When Russian Leaders Stay in Office Too Long, Consequences for Russia are Disastrous, Baranov Says


Paul Goble

            Staunton, June 22 – Duma speaker Vyacheslav Volodin’s remark that “after Putin will be Putin” reflects the desire of the current powers that be, Anatoly Baranov says; but Russian history shows that when a ruler serves an inordinate length of time or creates a situation in which his rule is replicated by his successors, that has disastrous consequences for Russia.

            Often, when a leader has been in power for too long, his departure typically by death triggers radical and unanticipated change, the editor of the pro-communist Forum-MSK portal says. That is what happened after “the ‘eternal’ Stalin” and also after “the irreplaceable Brezhnev and even under Yeltsin in his second term (forum-msk.org/material/news/16530556.html).

            “Each time,” Baranov argues, “the country became different and not once did it become better.”  At present, no one in power or out can imagine a future without Putin or a Putin “after Putin,” as Volodin says; and Russian history should tell everyone that such a vision will not end well and may end very badly.

            The existing system in Russia “doesn’t have any relationship to almost any republic because a republic presupposes the regular change of powers. It is something else entirely, although it has preserved the attributes of a republic,” something like the earliest period of imperial Rome.

            As is “always” the case, Russia has moved toward a principate and then toward a monarchy” later than many former communist countries; but now we are called to vote to make Putin’s rule “eternal.”  However, he “alas is mortal and in the manner of the Egyptian pharaohs or the late Roman empires, he hasn’t yet been proclaimed a god.”

That is a worthy task for Kremlin political technologists, Baranov says.

 But none of this is going to make the current situation eternal. The Romanoff empire lasted 300 years, but ever other tsar died a less than natural death. Stalin’s system did not last as long and when he died there was no one who could replace him. And after Brezhnev died, the entire USSR disintegrated “in less than a decade.”

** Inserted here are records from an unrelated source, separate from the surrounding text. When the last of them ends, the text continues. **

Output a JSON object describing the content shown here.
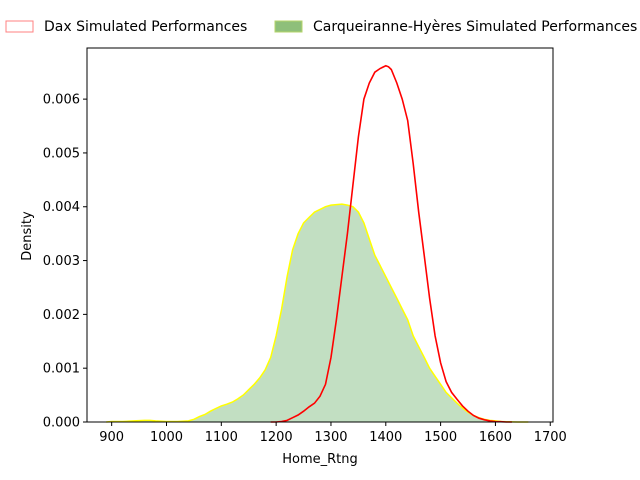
{
  "chart_data": {
    "type": "area",
    "xlabel": "Home_Rtng",
    "ylabel": "Density",
    "xlim": [
      855,
      1705
    ],
    "ylim": [
      0,
      0.00695
    ],
    "xticks": [
      900,
      1000,
      1100,
      1200,
      1300,
      1400,
      1500,
      1600,
      1700
    ],
    "yticks": [
      0.0,
      0.001,
      0.002,
      0.003,
      0.004,
      0.005,
      0.006
    ],
    "ytick_labels": [
      "0.000",
      "0.001",
      "0.002",
      "0.003",
      "0.004",
      "0.005",
      "0.006"
    ],
    "legend_placement": "top-center, outside plot",
    "grid": false,
    "series": [
      {
        "name": "Dax Simulated Performances",
        "style": "line",
        "color": "#ff0000",
        "x": [
          1190,
          1200,
          1210,
          1220,
          1230,
          1240,
          1250,
          1260,
          1270,
          1280,
          1290,
          1300,
          1310,
          1320,
          1330,
          1340,
          1350,
          1360,
          1370,
          1380,
          1390,
          1400,
          1405,
          1410,
          1420,
          1430,
          1440,
          1450,
          1460,
          1470,
          1480,
          1490,
          1500,
          1510,
          1520,
          1530,
          1540,
          1550,
          1560,
          1570,
          1580,
          1590,
          1600,
          1610,
          1620,
          1630
        ],
        "y": [
          0,
          0,
          1e-05,
          3e-05,
          8e-05,
          0.00013,
          0.0002,
          0.00028,
          0.00035,
          0.00048,
          0.0007,
          0.0012,
          0.0019,
          0.0027,
          0.0035,
          0.0044,
          0.0053,
          0.006,
          0.0063,
          0.0065,
          0.00657,
          0.00662,
          0.0066,
          0.00655,
          0.0063,
          0.006,
          0.0056,
          0.0048,
          0.0039,
          0.0031,
          0.0023,
          0.0016,
          0.0011,
          0.00075,
          0.00055,
          0.00042,
          0.0003,
          0.0002,
          0.00012,
          7e-05,
          4e-05,
          2e-05,
          1e-05,
          5e-06,
          0,
          0
        ]
      },
      {
        "name": "Carqueiranne-Hyères Simulated Performances",
        "style": "filled",
        "color": "#8ebf7a",
        "fill": "#c2dfc2",
        "edgecolor": "#ffff00",
        "x": [
          890,
          900,
          920,
          940,
          960,
          970,
          980,
          1000,
          1020,
          1040,
          1050,
          1060,
          1070,
          1080,
          1090,
          1100,
          1110,
          1120,
          1130,
          1140,
          1150,
          1160,
          1170,
          1180,
          1190,
          1200,
          1210,
          1220,
          1230,
          1240,
          1250,
          1260,
          1270,
          1280,
          1290,
          1300,
          1310,
          1320,
          1330,
          1340,
          1350,
          1360,
          1370,
          1380,
          1390,
          1400,
          1410,
          1420,
          1430,
          1440,
          1450,
          1460,
          1470,
          1480,
          1490,
          1500,
          1510,
          1520,
          1530,
          1540,
          1550,
          1560,
          1570,
          1580,
          1590,
          1600,
          1610,
          1620,
          1640,
          1660
        ],
        "y": [
          0,
          1e-05,
          1e-05,
          2e-05,
          3e-05,
          3e-05,
          2e-05,
          1e-05,
          1e-05,
          2e-05,
          5e-05,
          0.0001,
          0.00014,
          0.0002,
          0.00025,
          0.0003,
          0.00033,
          0.00037,
          0.00043,
          0.0005,
          0.0006,
          0.0007,
          0.00082,
          0.00097,
          0.0012,
          0.0016,
          0.0021,
          0.0027,
          0.0032,
          0.0035,
          0.0037,
          0.0038,
          0.0039,
          0.00395,
          0.004,
          0.00403,
          0.00404,
          0.00405,
          0.00403,
          0.004,
          0.0039,
          0.0037,
          0.0034,
          0.0031,
          0.0029,
          0.0027,
          0.0025,
          0.0023,
          0.0021,
          0.0019,
          0.0016,
          0.0014,
          0.0012,
          0.001,
          0.00085,
          0.0007,
          0.00055,
          0.00045,
          0.00035,
          0.00026,
          0.00018,
          0.00012,
          8e-05,
          5e-05,
          3e-05,
          2e-05,
          1e-05,
          5e-06,
          0,
          0
        ]
      }
    ]
  }
}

It is possible that Putin’s Russia will disappear “even while He is still alive.” The powers that be “are living each day as if it were their last; the people are silent” but only because they are struggling to survive and are afraid that the future may be even more desperate, Baranov argues.

And he concludes: “We all understand that the upcoming voting will change nothing. And from that arises even more dread.”